Huihuo Zheng

Personal webpage for Huihuo Zheng

Running LLM Checkpointing Benchmark using DLIO

Author

Huihuo Zheng, Argonne National Laboratory
Email: huihuo.zheng@anl.gov
Date: February 7, 2025

Overview

In LLM training, I/O occurs in two phases:

Reading the dataset for training – Similar to traditional deep learning training, where computation dominates, making dataset reading less intensive.
Checkpointing intermediate results – More significant due to the large size of LLM models, often involving writes in the order of TBs.

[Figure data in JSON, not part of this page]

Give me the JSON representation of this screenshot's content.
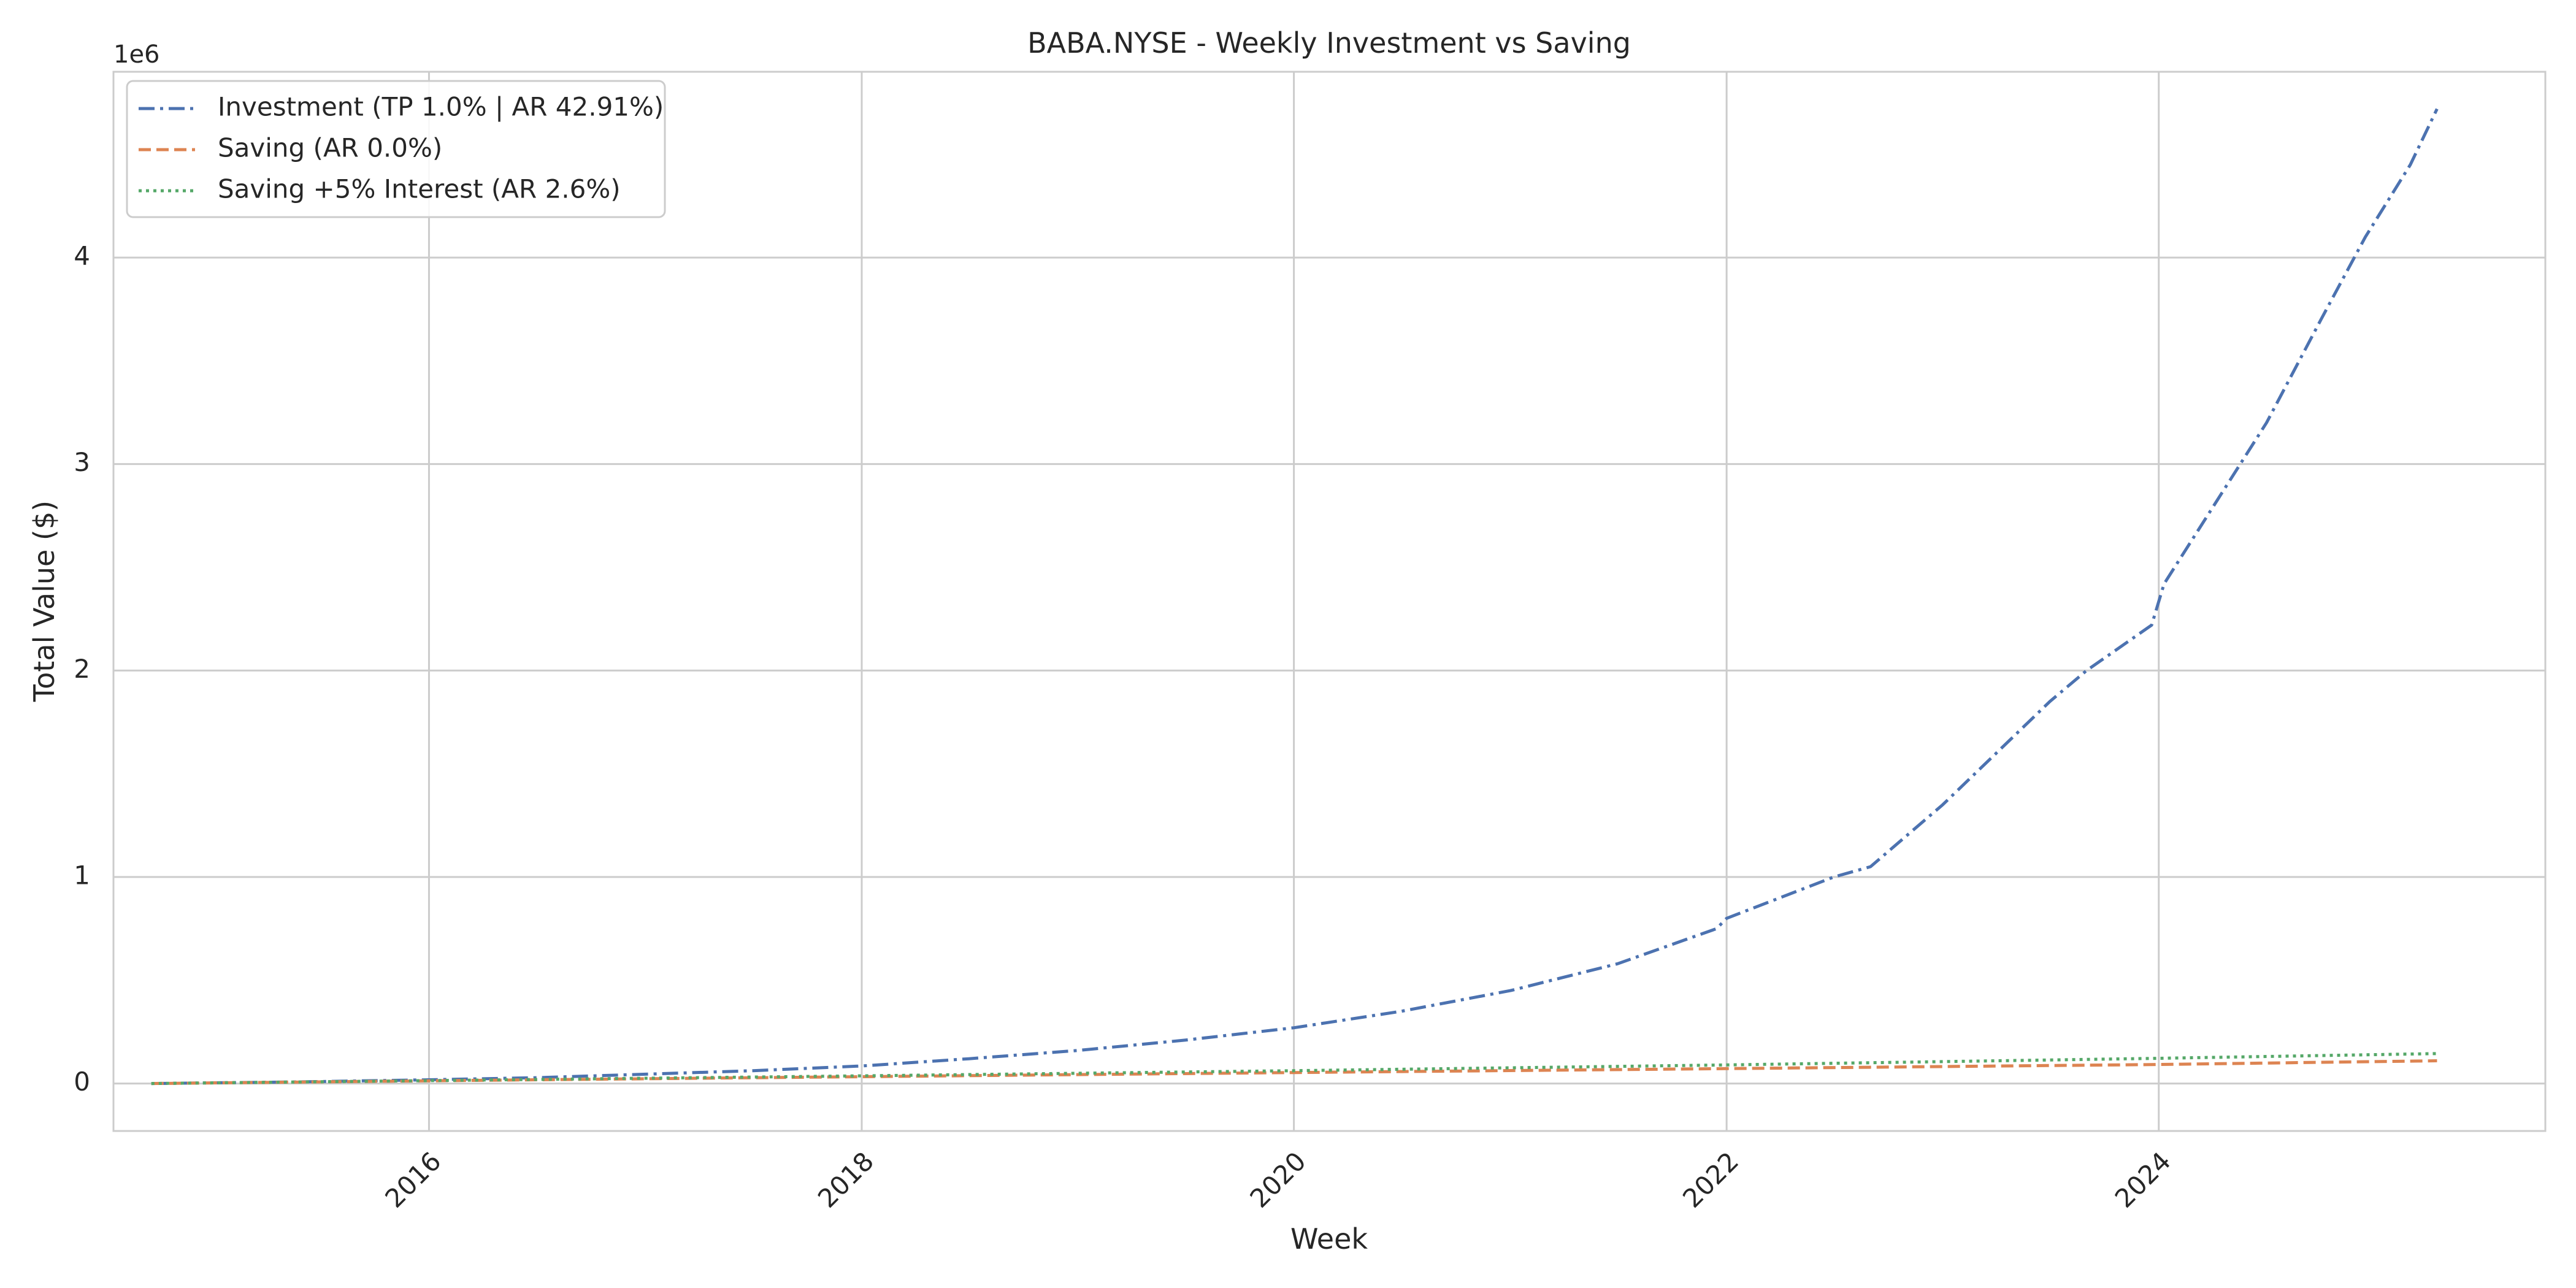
{
  "chart_data": {
    "type": "line",
    "title": "BABA.NYSE - Weekly Investment vs Saving",
    "xlabel": "Week",
    "ylabel": "Total Value ($)",
    "y_multiplier_label": "1e6",
    "xlim": [
      "2014-07-17",
      "2025-10-15"
    ],
    "ylim": [
      -230000,
      4900000
    ],
    "x_ticks": [
      {
        "date": "2016-01-01",
        "label": "2016"
      },
      {
        "date": "2018-01-01",
        "label": "2018"
      },
      {
        "date": "2020-01-01",
        "label": "2020"
      },
      {
        "date": "2022-01-01",
        "label": "2022"
      },
      {
        "date": "2024-01-01",
        "label": "2024"
      }
    ],
    "y_ticks": [
      {
        "value": 0,
        "label": "0"
      },
      {
        "value": 1000000,
        "label": "1"
      },
      {
        "value": 2000000,
        "label": "2"
      },
      {
        "value": 3000000,
        "label": "3"
      },
      {
        "value": 4000000,
        "label": "4"
      }
    ],
    "grid": true,
    "legend_position": "top-left",
    "series": [
      {
        "name": "Investment (TP 1.0% | AR 42.91%)",
        "color": "#4c72b0",
        "style": "dashdot",
        "points": [
          [
            "2014-09-19",
            0
          ],
          [
            "2015-06-01",
            8000
          ],
          [
            "2016-01-01",
            18000
          ],
          [
            "2016-07-01",
            28000
          ],
          [
            "2017-01-01",
            45000
          ],
          [
            "2017-07-01",
            62000
          ],
          [
            "2018-01-01",
            85000
          ],
          [
            "2018-07-01",
            120000
          ],
          [
            "2019-01-01",
            160000
          ],
          [
            "2019-07-01",
            210000
          ],
          [
            "2020-01-01",
            270000
          ],
          [
            "2020-07-01",
            350000
          ],
          [
            "2021-01-01",
            450000
          ],
          [
            "2021-07-01",
            580000
          ],
          [
            "2021-12-15",
            750000
          ],
          [
            "2022-01-01",
            800000
          ],
          [
            "2022-07-01",
            1000000
          ],
          [
            "2022-09-01",
            1050000
          ],
          [
            "2023-01-01",
            1350000
          ],
          [
            "2023-07-01",
            1850000
          ],
          [
            "2023-09-01",
            2000000
          ],
          [
            "2023-12-20",
            2220000
          ],
          [
            "2024-01-10",
            2420000
          ],
          [
            "2024-07-01",
            3200000
          ],
          [
            "2024-10-01",
            3700000
          ],
          [
            "2024-12-15",
            4100000
          ],
          [
            "2025-03-01",
            4450000
          ],
          [
            "2025-04-15",
            4720000
          ]
        ]
      },
      {
        "name": "Saving (AR 0.0%)",
        "color": "#dd8452",
        "style": "dashed",
        "points": [
          [
            "2014-09-19",
            0
          ],
          [
            "2016-01-01",
            13000
          ],
          [
            "2018-01-01",
            33000
          ],
          [
            "2020-01-01",
            53000
          ],
          [
            "2022-01-01",
            72000
          ],
          [
            "2024-01-01",
            92000
          ],
          [
            "2025-04-15",
            110000
          ]
        ]
      },
      {
        "name": "Saving +5% Interest (AR 2.6%)",
        "color": "#55a868",
        "style": "dotted",
        "points": [
          [
            "2014-09-19",
            0
          ],
          [
            "2016-01-01",
            14000
          ],
          [
            "2018-01-01",
            37000
          ],
          [
            "2020-01-01",
            62000
          ],
          [
            "2022-01-01",
            90000
          ],
          [
            "2024-01-01",
            122000
          ],
          [
            "2025-04-15",
            145000
          ]
        ]
      }
    ]
  }
}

Large-scale training requires storage that supports high concurrency.

We have integrated this workload into the DLIO codebase, allowing users to benchmark checkpoint performance for different LLM models. We also plan to include this checkpointing benchmark in MLPerf Storage Benchmark v2.0.

Running the Benchmark

Development work is available in this PR (to be merged soon):
GitHub Pull Request

Commands to Run the Benchmark

git clone -b feature/transformer git@github.com:argonne-lcf/dlio_benchmark.git
cd dlio_benchmark

# Ensure Python 3.10 is used if issues arise with Python 3.12
python3 -m pip install --upgrade pip

CC=mpicc CXX=mpicxx python -m pip install -r ./requirements.txt
# Remove nvidia-dali-* *pydftracer from requirements.txt if they cause issues

export PYTHONPATH=$PWD:$PYTHONPATH

By default:

Checkpoint files are saved in ./checkpoints/{workload}/
Log files are saved in hydra_log/{workload}/

Example Execution

mpiexec -np 128 --ppn 8 --cpu-bind list:xxxxx python3 dlio_benchmark/main.py workload=llama_70b_zero3
mpiexec -np 128 --ppn 8 --cpu-bind list:xxxxx python3 dlio_benchmark/main.py workload=llama_7b_zero3
mpiexec -np 128 --ppn 8 --cpu-bind list:xxxxx python3 dlio_benchmark/main.py workload=llama_405b
mpiexec -np 128 --ppn 8 --cpu-bind list:xxxxx python3 dlio_benchmark/main.py workload=llama_1t

Benchmark Results

Results are stored in summary.json, which includes key metrics:

{
  "num_accelerators": 1024,
  "num_hosts": 128,
  "hostname": "x1000c0s5b1n0",
  "metric": {
    "checkpoint_io_mean_GB_per_second": 132.316,
    "checkpoint_io_stdev_GB_per_second": 5.972,
    "checkpoint_duration_mean_seconds": 7.897,
    "checkpoint_duration_stdev_seconds": 0.355,
    "checkpoint_size_GB": 1042.846
  }
}

per_epoch_stats.json provides per-checkpoint statistics, including timestamps and throughput.

Model Configurations

Model	Hidden Dimension	Num Layers	FFN Size	Vocab Size	Checkpoint Size	# GPUs
Llama 7B	4096	32	11008	32k	88GB	1 x 1 x 16
Llama 8B	4096	32	11008	128k	104GB	1 x 1 x 16
Llama 70B	8192	80	28672	128k	1.1TB	8 x 4 x DP?
Llama 405B	16384	126	53248	128k	6TB	8 x 16 x 128
Llama 1T	25872	128	98304	128k	17TB	8 x 64 x DP?

Pre-configured YAML files for different transformer models (Llama 7B, 70B, 405B, 1T) can be found at:
GitHub Config Files

Example Configuration

model:
  name: llama_70b
  type: transformer
  model_size: 30102
  num_layers: 80
  parallelism:
    tensor: 8
    pipeline: 1
    zero_stage: 3
transformer:
  vocab_size: 128000
  hidden_size: 8192
  ffn_hidden_size: 28672

Performance Scaling

For benchmarking:

Fix TP (Tensor Parallelism) and PP (Pipeline Parallelism) values
Increase total GPUs (must be a multiple of TP * PP)

Expected Behavior

Zero 3 generally has better I/O performance than Zero 1 due to optimizer state sharding.
Llama_7b_zero3 should outperform llama_7b in throughput.
Increasing data parallel instances improves I/O throughput.

System Requirements

To run benchmarks, ensure memory capacity is sufficient:

Zero 3: Checkpoint_size / num_hosts
Zero 1: model_size / pp + opt_size / num_hosts
Recommended: At least 256 GB memory per host

Preliminary results on an ALCF system for llama_7b

As we can see that the throughput increases as we increase the number of MPI processes. In this case, 8 GPU per node is used. The results here were obtained with running the code out of the box. I purposely omitted the setup details.